Этот возврат к родной почве как будто влил в Фолкнера новые силы. В феврале 1955 года он писал в Швецию своей приятельнице Элси Джонссон: "Я думал, что после «Притчи» я почувствую себя опустошенным и мне нечего будет больше сказать. Но я оказался не прав, я составил этой осенью книгу, частично переделав старые вещи, кое-что написал заново, и у меня в голове уже новая книга".
Неожиданно для всех знавших Фолкнера, в том числе его близких, он вдруг включился в политическую борьбу. В 1954 году Верховный суд США принял решение против сегрегации школ — деления их на школы для белых и черных детей. Власти штата Миссисипи отказались подчиняться этому решению. И вот весной 1955 года Фолкнер выступил с двумя статьями в газете "Коммершиал эппиел", в которых, критикуя вообще состояние школьного обучения в штате, высказался, по существу, за совместное обучение белых и негров. Это выступление вызвало бурю негодования среди местных расистов. Как вспоминал его брат Джон, Билл "немедленно стал объектом анонимных телефонных звонков, его всячески обзывали, почта приносила кучу анонимных писем, полных грубыми оскорблениями. Поскольку мы все в семье не разделяли взглядов Билла, мы говорили: "Так ему и надо. Он должен был знать, к чему это приведет". Так в этом вопросе он оказался в одиночестве даже в собственной семье.
Впрочем, это не поколебало его позиции, хотя и наводило на самые горькие размышления. В июне этого года Фолкнер писал в Швецию Элси Джонссон: "У нас здесь сейчас в Миссисипи много трагических происшествий, связанных с неграми. Верховный суд заявил, что не должно быть сегрегации, раздельных школ, раздельного голосования и тому подобного, и я боюсь, что в Миссисипи найдется множество людей, которые пойдут на все, даже на насилие, чтобы не допустить этого. Я делаю то, что могу. Я понимаю, что это унылое письмо, но люди бывают ужасны. Надо очень верить в человека, чтобы примириться с ним, с его глупостью, дикостью и бесчеловечностью".
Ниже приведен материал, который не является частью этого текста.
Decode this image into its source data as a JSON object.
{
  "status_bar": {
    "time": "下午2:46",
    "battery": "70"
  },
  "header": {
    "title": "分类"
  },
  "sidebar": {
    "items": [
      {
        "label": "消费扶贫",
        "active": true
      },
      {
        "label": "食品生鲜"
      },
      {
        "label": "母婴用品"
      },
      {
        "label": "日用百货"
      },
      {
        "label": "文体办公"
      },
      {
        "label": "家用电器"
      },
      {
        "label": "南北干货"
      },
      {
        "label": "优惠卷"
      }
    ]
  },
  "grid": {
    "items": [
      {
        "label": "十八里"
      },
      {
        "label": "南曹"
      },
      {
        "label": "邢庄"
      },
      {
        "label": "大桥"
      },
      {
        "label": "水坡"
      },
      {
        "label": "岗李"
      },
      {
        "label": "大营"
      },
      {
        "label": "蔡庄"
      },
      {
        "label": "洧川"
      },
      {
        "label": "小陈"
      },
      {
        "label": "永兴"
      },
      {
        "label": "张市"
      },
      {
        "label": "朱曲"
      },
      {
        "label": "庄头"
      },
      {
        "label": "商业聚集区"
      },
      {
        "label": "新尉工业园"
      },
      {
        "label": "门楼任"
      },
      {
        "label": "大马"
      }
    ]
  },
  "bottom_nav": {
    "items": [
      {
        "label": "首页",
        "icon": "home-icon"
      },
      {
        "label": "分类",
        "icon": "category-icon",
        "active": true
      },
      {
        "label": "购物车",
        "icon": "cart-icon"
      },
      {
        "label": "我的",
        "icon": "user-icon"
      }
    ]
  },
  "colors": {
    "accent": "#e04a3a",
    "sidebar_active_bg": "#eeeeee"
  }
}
Критическое отношение Фолкнера к современной ему Америке нашло свое яркое выражение в опубликованной в июле 1955 года в журнале "Харперс мэгэзин" статье под симптоматичным заголовком "О частной жизни (американская мечта: что с ней произошло?)". Статья эта заканчивалась горькими словами: "Нет, повторяю, Америке художник не нужен. Америка еще не нашла для него места — для него, который занимается только проблемами человеческого духа, вместо того чтобы употреблять свою известность на торговлю мылом, или сигаретами, или авторучками, или рекламировать автомобили, морские круизы и курортные отели, или (если, конечно, он восприимчив к обучению и сможет достаточно быстро приспособиться к стандартам) выступать по радио и сниматься в кино, где он принесет прибыль, оправдавшую бы внимание, ему уделяемое. Но ученые — естественники и гуманитарии, да: гуманизм науки, научность гуманизма могут еще спасти ту цивилизацию, которую профессионалы-спасители, жиреющие на низменных страстях человека и его глупости и уверенные в своей правоте; политики, наживающие капитал на его жадности и глупости и уверенные в своей правоте; церковники, спекулирующие его страхом и предрассудками и уверенные в своей правоте, — спасти уже не могут, что они и доказывают на каждом шагу".
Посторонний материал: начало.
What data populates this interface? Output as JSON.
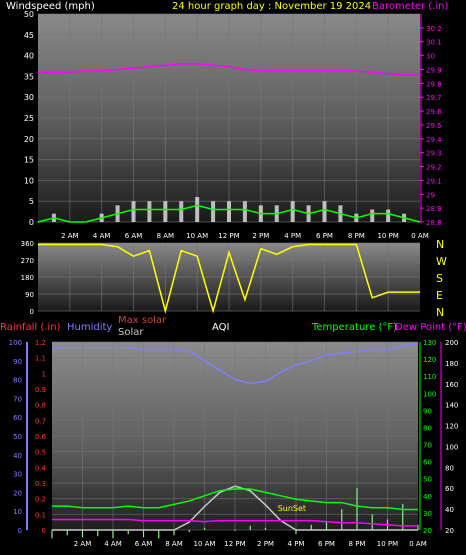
{
  "header": {
    "left_label": "Windspeed (mph)",
    "center_title": "24 hour graph day : November 19 2024",
    "right_label": "Barometer (.in)"
  },
  "colors": {
    "windspeed": "#ffffff",
    "wind_gust": "#d8d8d8",
    "wind_avg": "#00ff00",
    "barometer": "#ff00ff",
    "direction": "#ffff00",
    "rainfall": "#ff3333",
    "humidity": "#8080ff",
    "max_solar": "#cc4444",
    "solar": "#c8c8c8",
    "aqi": "#ffffff",
    "temperature": "#00ff00",
    "dew_point": "#ff00ff",
    "sunset_text": "#ffff00",
    "time_labels": "#ffffff"
  },
  "time_labels": [
    "2 AM",
    "4 AM",
    "6 AM",
    "8 AM",
    "10 AM",
    "12 PM",
    "2 PM",
    "4 PM",
    "6 PM",
    "8 PM",
    "10 PM",
    "0 AM"
  ],
  "compass_labels": [
    "N",
    "W",
    "S",
    "E",
    "N"
  ],
  "lower_legend": {
    "rainfall": "Rainfall (.in)",
    "humidity": "Humidity",
    "max_solar": "Max solar",
    "solar": "Solar",
    "aqi": "AQI",
    "temperature": "Temperature (°F)",
    "dew_point": "Dew Point (°F)",
    "sunset": "SunSet"
  },
  "chart_data": [
    {
      "type": "line",
      "title": "24 hour graph day : November 19 2024",
      "x": [
        0,
        1,
        2,
        3,
        4,
        5,
        6,
        7,
        8,
        9,
        10,
        11,
        12,
        13,
        14,
        15,
        16,
        17,
        18,
        19,
        20,
        21,
        22,
        23,
        24
      ],
      "series": [
        {
          "name": "Windspeed (mph)",
          "axis": "left",
          "values": [
            0,
            1,
            0,
            0,
            1,
            2,
            3,
            3,
            3,
            3,
            4,
            3,
            3,
            3,
            2,
            2,
            3,
            2,
            3,
            2,
            1,
            2,
            2,
            1,
            0
          ]
        },
        {
          "name": "Barometer (.in)",
          "axis": "right",
          "values": [
            29.88,
            29.88,
            29.88,
            29.89,
            29.89,
            29.9,
            29.91,
            29.92,
            29.93,
            29.94,
            29.94,
            29.93,
            29.92,
            29.9,
            29.89,
            29.89,
            29.89,
            29.89,
            29.89,
            29.89,
            29.89,
            29.88,
            29.87,
            29.86,
            29.86
          ]
        }
      ],
      "gust_values": [
        0,
        2,
        0,
        0,
        2,
        4,
        5,
        5,
        5,
        5,
        6,
        5,
        5,
        5,
        4,
        4,
        5,
        4,
        5,
        4,
        2,
        3,
        3,
        2,
        0
      ],
      "ylim_left": [
        0,
        50
      ],
      "yticks_left": [
        0,
        5,
        10,
        15,
        20,
        25,
        30,
        35,
        40,
        45,
        50
      ],
      "ylim_right": [
        28.8,
        30.3
      ],
      "yticks_right": [
        28.8,
        28.9,
        29,
        29.1,
        29.2,
        29.3,
        29.4,
        29.5,
        29.6,
        29.7,
        29.8,
        29.9,
        30,
        30.1,
        30.2
      ],
      "grid": true
    },
    {
      "type": "line",
      "title": "",
      "x": [
        0,
        1,
        2,
        3,
        4,
        5,
        6,
        7,
        8,
        9,
        10,
        11,
        12,
        13,
        14,
        15,
        16,
        17,
        18,
        19,
        20,
        21,
        22,
        23,
        24
      ],
      "series": [
        {
          "name": "Wind direction",
          "values": [
            352,
            352,
            352,
            352,
            352,
            340,
            290,
            320,
            0,
            320,
            290,
            0,
            310,
            60,
            330,
            300,
            340,
            352,
            352,
            352,
            352,
            70,
            100,
            100,
            100
          ]
        }
      ],
      "ylim": [
        0,
        360
      ],
      "yticks": [
        0,
        90,
        180,
        270,
        360
      ],
      "grid": true
    },
    {
      "type": "line",
      "title": "",
      "x": [
        0,
        1,
        2,
        3,
        4,
        5,
        6,
        7,
        8,
        9,
        10,
        11,
        12,
        13,
        14,
        15,
        16,
        17,
        18,
        19,
        20,
        21,
        22,
        23,
        24
      ],
      "series": [
        {
          "name": "Humidity",
          "axis": "left2",
          "values": [
            97,
            97,
            97,
            97,
            97,
            97,
            96,
            96,
            96,
            95,
            90,
            85,
            80,
            78,
            79,
            84,
            88,
            90,
            93,
            94,
            95,
            96,
            96,
            98,
            99
          ]
        },
        {
          "name": "Temperature (°F)",
          "axis": "right1",
          "values": [
            34,
            34,
            33,
            33,
            33,
            34,
            33,
            33,
            35,
            37,
            40,
            43,
            44,
            44,
            42,
            40,
            38,
            37,
            36,
            36,
            34,
            33,
            33,
            32,
            32
          ]
        },
        {
          "name": "Dew Point (°F)",
          "axis": "right2",
          "values": [
            30,
            30,
            30,
            30,
            30,
            30,
            29,
            29,
            29,
            29,
            28,
            29,
            29,
            29,
            29,
            29,
            29,
            29,
            28,
            27,
            27,
            26,
            25,
            24,
            24
          ]
        },
        {
          "name": "Solar",
          "axis": "left1",
          "values": [
            0,
            0,
            0,
            0,
            0,
            0,
            0,
            0,
            0,
            0.05,
            0.15,
            0.24,
            0.28,
            0.25,
            0.16,
            0.06,
            0,
            0,
            0,
            0,
            0,
            0,
            0,
            0,
            0
          ]
        },
        {
          "name": "AQI",
          "axis": "right2",
          "values": [
            12,
            15,
            13,
            14,
            12,
            16,
            13,
            12,
            15,
            18,
            22,
            20,
            19,
            24,
            22,
            20,
            16,
            25,
            28,
            40,
            60,
            35,
            30,
            45,
            25
          ]
        }
      ],
      "ylim_left_rainfall": [
        0,
        1.2
      ],
      "yticks_left_rainfall": [
        0,
        0.1,
        0.2,
        0.3,
        0.4,
        0.5,
        0.6,
        0.7,
        0.8,
        0.9,
        1,
        1.1,
        1.2
      ],
      "ylim_left_humidity": [
        0,
        100
      ],
      "yticks_left_humidity": [
        0,
        10,
        20,
        30,
        40,
        50,
        60,
        70,
        80,
        90,
        100
      ],
      "ylim_right_temperature": [
        20,
        130
      ],
      "yticks_right_temperature": [
        20,
        30,
        40,
        50,
        60,
        70,
        80,
        90,
        100,
        110,
        120,
        130
      ],
      "ylim_right_dewpoint": [
        20,
        200
      ],
      "yticks_right_dewpoint": [
        20,
        40,
        60,
        80,
        100,
        120,
        140,
        160,
        180,
        200
      ],
      "grid": true
    }
  ]
}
Судьба романа «Притча» оказалась куда благоприятнее, чем можно было ожидать по первым критическим откликам. Еще зимой «Притче» была присуждена Национальная книжная премия за 1954 год, а весной роман был награжден Пулитцеровской премией.
Популярность Фолкнера за рубежом к этому времени была столь велика, что государственный департамент решил вновь использовать его для укрепления весьма пошатнувшейся репутации Соединенных Штатов в кругах интеллигенции других стран. На этот раз была запланирована поездка в Японию, где Фолкнер должен был выступать в университете Нагано.
Он вылетел в Японию в июле. Поездка оказалась приятной и интересной. Он обнаружил, что почти все его романы переведены на японский язык. В беседах со студентами и преподавателями университета он чувствовал их серьезную заинтересованность литературой, желание глубже понять его творчество. Поэтому он охотно отвечал на вопросы, старался разъяснить свои творческие принципы.
Многие вопросы касались литературной родословной Фолкнера, его отношения к американским писателям прошлого. Он недвусмысленно причислил себя к реалистической традиции в американской прозе, указав на Марка Твена как родоначальника современной литературы США. "По моему мнению, — сказал он, — Марк Твен был первым подлинно американским писателем, и все мы являемся его наследниками, мы происходим от него. До него писатели, которые считались американскими, на самом деле таковыми не были, их традиция, их культура были европейскими. Только Твен и Уитмен стали подлинными представителями американской культуры".